Food is a passion. When I travel I need to visit local markets, eat in a variety of local restaurants and take home whatever Canada Customs will let me back in with. Thanks to a gift certificate my students gave me for Christmas, I was able to purchase a pasta roller/cutter set for my KitchenAid Artisan mixer. Last night V. and I made our first pasta. We based it on Mario Batali’s ragu recipe and did a tagliatelli/linguine cut along with a few sheets of lasagna.

I had intended on taking a shot of the flour well with the eggs nestled in it, but like a volcano, the eggs spilled outside the well and half of one fell to the floor. Not pretty, but I recovered quickly enough to produce a pasta dough of acceptable beauty. All I needed was 6 eggs, 3 1/2 Cups of Flour, and 10 minutes of intense kneading. The dough then rested inside some Saran Wrap for 30 minutes.

The process of rolling the dough through the KitchenAid rollers was quite fun. V. and I took turns catching, folding and feeding the dough until it became beautifully elastic and clean. Our first cuts were for a linguine pasta that was a little thick. I must admit that the sense of accomplishment was overwhelmingly satisfying; who knew fresh pasta could be done so easily?
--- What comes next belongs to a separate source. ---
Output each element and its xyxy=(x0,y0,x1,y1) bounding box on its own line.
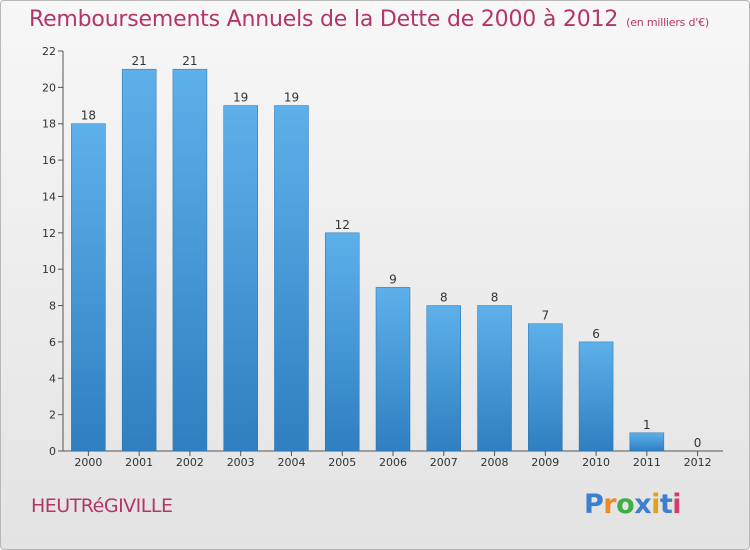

The next cuts were for some lasagna sheets. I wanted to make some sheets so that I could try freezing them to use later in the week. The sheets were pliable and perfect. I ran them through the rollers to some lower settings to make sure they were thinner than the linguine.

The roller set seems very well built. I must admit that I was swayed to buy them because they were not made in China. It seems like everything these days is made in China, but given that these were made in Italy did give them a sense of authenticity that I liked. Heavy steel and nice engraving mean that these should last me a lifetime. It will also mean that my mixer will see a lot more use; any way to make one item do multiple jobs is a step forward in our crazy world of stuff collection.

The final product of our experiment was a brilliant ragu made using ribeye steak, fresh parmesan, and the linguine. The flavours were spot on, simple and deep. I plated it on pottery from Dunes Studio in Prince Edward Island. These plates are for special occasions and rustic dishes. I began collecting pieces from the studio in university and every year they bring out one or two items that appeal to me aesthetically.

We ended our meal with a Lemon Icebox Pie that V. made from a recipe she found in the book Dam Good Sweet by Guas and Pelzel. This is one of those great desserts that you come across every blue moon. The best part is that it stays fresh in the freezer for a week. The tart lemon balances well with the graham cracker crust and the condensed milk filling base.

In the end I cannot insist enough that making your own pasta is a life-changing experience in terms of culinary authenticity and personal satisfaction. As a food photographer it will also open up some interesting possibilities for future photography. Having real pasta in my shots can only make my work more appealing to clients. Molto bene!